Split Britches are the only one of the companies mentioned in this blog that have stood the test of time.  They describe (Split Britches, 2011) their work as “about a community of outsiders, queers, eccentrics.  It is feminist because it encourages the imaginative potential in everyone and lesbian because it takes the presence of lesbian on stage as a given”.  At present, they are still touring extensively and maintain a large following.  Current shows include Unexploded Ordnances (UXO) (2016), in which they explore of ageing, anxiety and ‘doomsday’ created through conversation and collaboration with an array of older people and artists; and Retro-Perspective (2011), in which they create a “medley of work that has made the politics of gender and sexuality and the humour of human relations assessable to all ages and persuasions for the last 30 years” (Split Britches Blog Spot, 2011).  They have also previously toured the UK with Miss America (2010), a concept play that was inspired by a dream that Shaw had in which she was crowned Miss America.  It deals with the ‘American Dream’ from the point of view of a 60-year-old that longs to be Miss America.  It was performed at the Queen Mary University of London, where Weaver is a Professor of Contemporary Performance Practice.
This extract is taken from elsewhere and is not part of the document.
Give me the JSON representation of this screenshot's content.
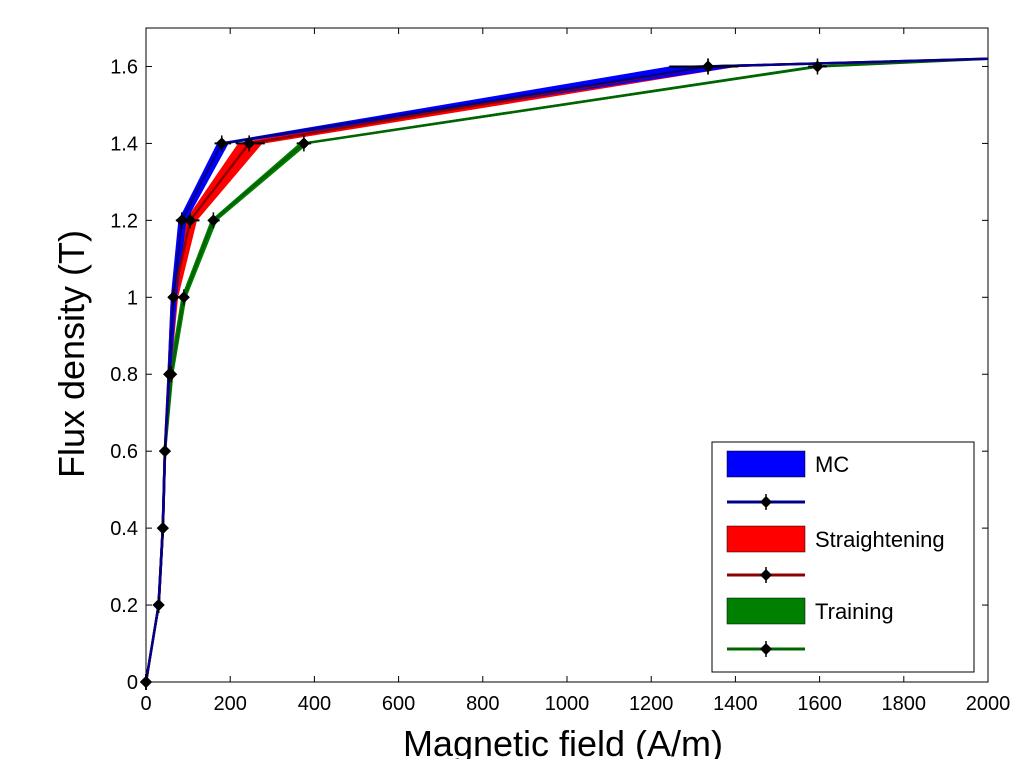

Until recently, Split Britches had never been funded.  They made their own work and performed wherever they could, be it in a busy city centre or an empty store front.  Their 30-year survival is, by in large, because of that.  They never set out to make lesbian or feminist work, they made work for the community they surrounded themselves with, it just so happened that that community were lesbians and feminists (as are they).  So, what does the future have in store for lesbian theatre?
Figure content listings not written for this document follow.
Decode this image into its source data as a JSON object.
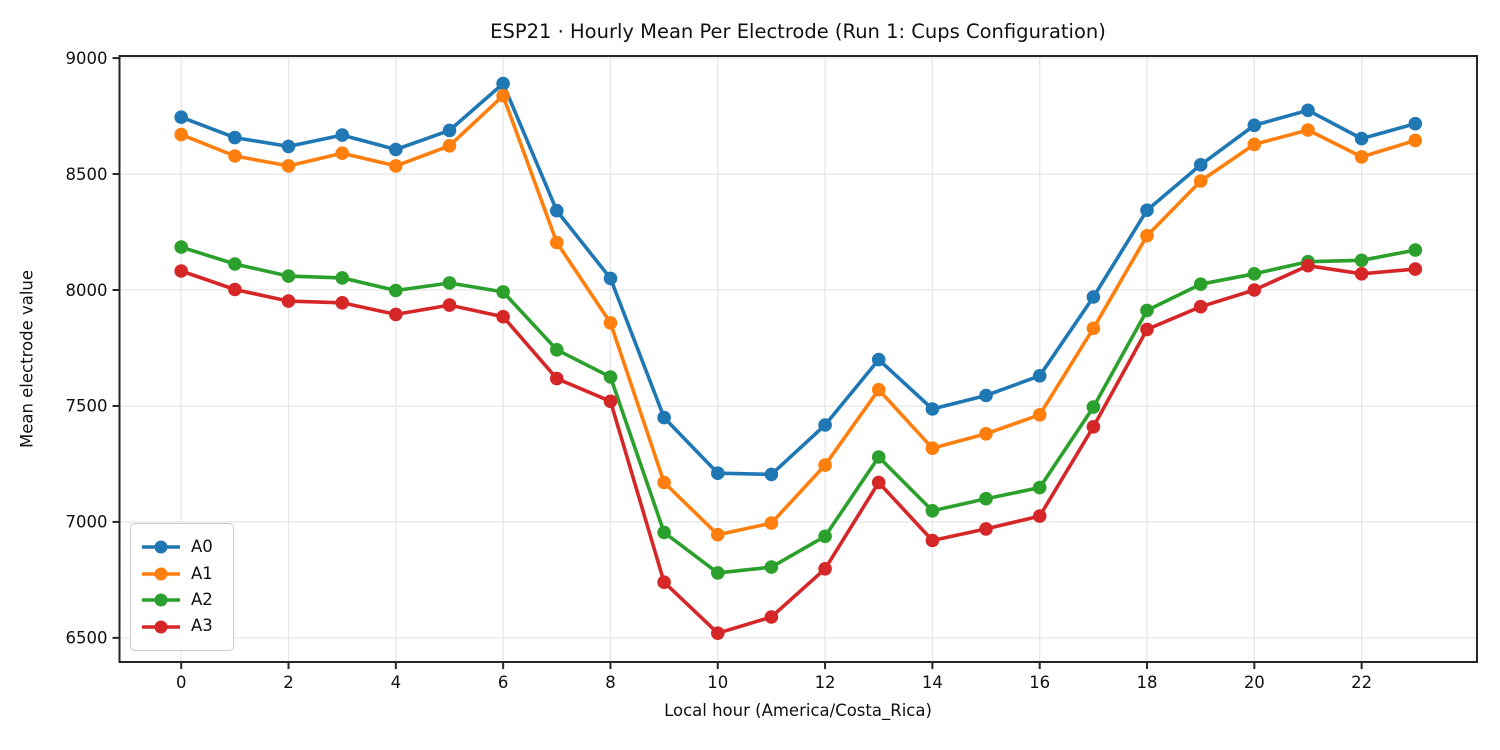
{
  "figure": {
    "title": "ESP21 · Hourly Mean Per Electrode (Run 1: Cups Configuration)",
    "xlabel": "Local hour (America/Costa_Rica)",
    "ylabel": "Mean electrode value"
  },
  "chart_data": {
    "type": "line",
    "title": "ESP21 · Hourly Mean Per Electrode (Run 1: Cups Configuration)",
    "xlabel": "Local hour (America/Costa_Rica)",
    "ylabel": "Mean electrode value",
    "x": [
      0,
      1,
      2,
      3,
      4,
      5,
      6,
      7,
      8,
      9,
      10,
      11,
      12,
      13,
      14,
      15,
      16,
      17,
      18,
      19,
      20,
      21,
      22,
      23
    ],
    "series": [
      {
        "name": "A0",
        "color": "#1f77b4",
        "values": [
          8745,
          8657,
          8619,
          8668,
          8606,
          8688,
          8890,
          8342,
          8050,
          7450,
          7210,
          7205,
          7418,
          7700,
          7487,
          7545,
          7630,
          7970,
          8344,
          8540,
          8710,
          8775,
          8653,
          8717
        ]
      },
      {
        "name": "A1",
        "color": "#ff7f0e",
        "values": [
          8670,
          8578,
          8535,
          8590,
          8535,
          8622,
          8838,
          8205,
          7858,
          7170,
          6945,
          6995,
          7245,
          7570,
          7318,
          7380,
          7462,
          7835,
          8234,
          8470,
          8628,
          8690,
          8574,
          8645
        ]
      },
      {
        "name": "A2",
        "color": "#2ca02c",
        "values": [
          8185,
          8112,
          8060,
          8052,
          7998,
          8030,
          7992,
          7742,
          7625,
          6955,
          6780,
          6805,
          6938,
          7280,
          7048,
          7100,
          7148,
          7495,
          7912,
          8025,
          8070,
          8122,
          8128,
          8172
        ]
      },
      {
        "name": "A3",
        "color": "#d62728",
        "values": [
          8082,
          8002,
          7952,
          7945,
          7895,
          7935,
          7885,
          7618,
          7520,
          6740,
          6520,
          6590,
          6798,
          7170,
          6920,
          6970,
          7025,
          7410,
          7830,
          7928,
          8000,
          8105,
          8070,
          8090
        ]
      }
    ],
    "xticks": [
      0,
      2,
      4,
      6,
      8,
      10,
      12,
      14,
      16,
      18,
      20,
      22
    ],
    "yticks": [
      6500,
      7000,
      7500,
      8000,
      8500,
      9000
    ],
    "xlim": [
      -1.15,
      24.15
    ],
    "ylim": [
      6396,
      9009
    ],
    "grid": true,
    "legend_position": "lower left",
    "legend_entries": [
      "A0",
      "A1",
      "A2",
      "A3"
    ],
    "colors": {
      "grid": "#e7e7e7",
      "spine": "#262626",
      "text": "#111111"
    }
  }
}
There remains still, the misconception that lesbianism and feminism are one of the same.  What has become increasingly apparent to me in the writing of this blog, is that lesbian theatre and feminist theatre, although analogous in many ways, are indeed different.  There is a definite symbiosis, lesbian theatre is rooted in feminist theatre and certainly would not have flourished without it.  What has been apparent throughout this blog is that many of the theatre companies mentioned in this blog defined themselves in relation to their political stance, which was (apart from the Gay Sweatshop’s male group), informed by a feminist rationale.  But something that remains unresolved within feminism are the conflicts between women of different race, sexuality and class.  This is why it was necessary for lesbians and women of colour to branch out and create their own theatre that they could identify with.  What has set companies such as Split Britches apart from the proliferation of feminist groups active in the 1970s and 1980s is their sexual politics.  This is what defines them as lesbian theatre companies, subsequently giving lesbian theatre its own deserved category.

So, come on ladies, what are you waiting for…prove me right!